Sementara itu, Iffah Rosita, Komisioner KPU RI yang hadir sebagai keynote speaker, menyatakan bahwa kegiatan ini merupakan ikhtiar serius untuk memberi sumbangsih yuridis yang dapat dijadikan rujukan oleh pembuat kebijakan. "Melalui kajian-kajian kritis ini, kita berharap bisa merekomendasikan langkah-langkah terbaik bagi peserta pemilu, pemilih, dan penyelenggara. Ini bentuk nyata kepedulian IMM Sumut terhadap masa depan demokrasi bangsa,” ungkapnya.
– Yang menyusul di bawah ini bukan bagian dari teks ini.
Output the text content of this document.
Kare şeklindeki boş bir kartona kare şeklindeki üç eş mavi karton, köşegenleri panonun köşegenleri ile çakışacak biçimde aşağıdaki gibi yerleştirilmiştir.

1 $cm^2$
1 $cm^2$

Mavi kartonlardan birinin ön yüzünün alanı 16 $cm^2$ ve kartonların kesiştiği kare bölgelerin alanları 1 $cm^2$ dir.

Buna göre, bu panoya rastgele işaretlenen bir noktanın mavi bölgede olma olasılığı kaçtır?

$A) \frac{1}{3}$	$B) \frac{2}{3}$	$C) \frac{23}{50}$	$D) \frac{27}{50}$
Diskusi kian dinamis dengan paparan Dr. Faisal Riza, M.A, Pengamat Politik dari Sumatera Utara. Ia menyoroti bahwa pemisahan pemilu berpotensi meningkatkan kualitas partisipasi politik masyarakat. "Pemisahan ini dapat memberi ruang lebih bagi pemilih untuk memahami konteks nasional dan lokal secara lebih utuh, yang pada akhirnya bisa meningkatkan angka partisipasi," jelas Faisal.
Namun, pandangan berbeda disampaikan Mora Harahap, Bendahara Umum DPW PAN Sumut. Ia menilai bahwa meskipun putusan MK telah menetapkan pemisahan, peningkatan partisipasi tidak bisa dijamin. “Ada banyak faktor lain yang lebih menentukan, seperti fluktuasi siklus politik dan kecenderungan pragmatisme pemilih. Partisipasi politik tidak otomatis tumbuh hanya karena pemilu dipisah,” paparnya.
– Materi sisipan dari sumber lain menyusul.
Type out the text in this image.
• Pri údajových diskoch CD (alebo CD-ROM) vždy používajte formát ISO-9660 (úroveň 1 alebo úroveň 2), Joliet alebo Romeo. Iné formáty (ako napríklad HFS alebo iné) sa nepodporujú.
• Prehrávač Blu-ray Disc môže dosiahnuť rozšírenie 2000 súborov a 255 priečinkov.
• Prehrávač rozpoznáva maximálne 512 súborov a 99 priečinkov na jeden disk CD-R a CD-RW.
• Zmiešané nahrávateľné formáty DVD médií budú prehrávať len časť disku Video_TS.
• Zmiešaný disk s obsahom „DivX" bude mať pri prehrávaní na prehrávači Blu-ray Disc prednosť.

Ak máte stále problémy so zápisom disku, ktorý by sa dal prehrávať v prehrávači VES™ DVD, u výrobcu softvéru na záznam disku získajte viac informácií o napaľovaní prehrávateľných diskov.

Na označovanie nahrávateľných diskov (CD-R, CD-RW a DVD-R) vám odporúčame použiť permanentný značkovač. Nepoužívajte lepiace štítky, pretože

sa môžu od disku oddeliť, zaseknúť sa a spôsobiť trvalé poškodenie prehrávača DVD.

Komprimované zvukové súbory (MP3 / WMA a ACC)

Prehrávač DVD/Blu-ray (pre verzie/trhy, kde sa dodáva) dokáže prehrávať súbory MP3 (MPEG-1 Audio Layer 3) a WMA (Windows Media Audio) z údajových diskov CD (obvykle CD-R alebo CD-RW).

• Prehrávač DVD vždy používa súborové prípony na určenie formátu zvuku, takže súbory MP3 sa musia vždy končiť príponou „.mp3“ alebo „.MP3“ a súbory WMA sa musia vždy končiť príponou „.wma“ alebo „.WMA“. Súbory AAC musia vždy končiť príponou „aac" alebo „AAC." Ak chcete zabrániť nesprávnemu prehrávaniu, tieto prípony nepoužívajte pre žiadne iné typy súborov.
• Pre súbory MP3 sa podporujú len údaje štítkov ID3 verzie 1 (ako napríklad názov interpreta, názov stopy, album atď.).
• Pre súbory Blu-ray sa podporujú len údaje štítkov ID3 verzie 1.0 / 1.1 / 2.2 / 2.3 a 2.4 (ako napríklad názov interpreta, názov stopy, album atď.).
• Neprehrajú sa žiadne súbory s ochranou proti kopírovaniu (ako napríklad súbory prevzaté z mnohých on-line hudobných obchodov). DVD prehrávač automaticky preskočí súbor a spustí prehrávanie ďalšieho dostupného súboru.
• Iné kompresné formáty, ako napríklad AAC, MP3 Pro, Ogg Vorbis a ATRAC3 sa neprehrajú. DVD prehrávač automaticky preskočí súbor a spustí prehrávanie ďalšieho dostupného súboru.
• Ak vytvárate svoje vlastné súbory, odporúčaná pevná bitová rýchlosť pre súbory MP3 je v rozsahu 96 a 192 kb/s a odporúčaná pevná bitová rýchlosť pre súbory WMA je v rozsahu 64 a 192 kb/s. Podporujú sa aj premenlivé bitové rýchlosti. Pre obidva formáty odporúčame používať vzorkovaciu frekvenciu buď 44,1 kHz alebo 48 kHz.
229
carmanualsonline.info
Dalam sesi berikutnya, Roby Effendy Hutagalung dari KPU Sumut mengupas tentang dimensi kualitas partisipasi. Ia membedakan antara pemilih aktif dan pasif. "Pemilih aktif adalah mereka yang hadir sebagai pengawas dan pemberi ide dalam proses demokrasi. Sebaliknya, pemilih pasif hanya ikut arus, tanpa pemahaman mendalam terhadap proses dan konsekuensinya,” tuturnya.
Diskusi ini ditutup dengan ajakan untuk terus membangun kesadaran publik terhadap pentingnya pemilu sebagai instrumen demokrasi. IMM Sumut berkomitmen menjadikan hasil diskusi ini sebagai policy brief untuk disampaikan ke KPU, DPR, dan pihak-pihak terkait lainnya.
Acara ini menjadi refleksi bahwa kampus dan mahasiswa masih menjadi kekuatan moral, intelektual, dan sosial dalam menjaga integritas demokrasi Indonesia, terutama di tengah dinamika ketatanegaraan yang terus berkembang.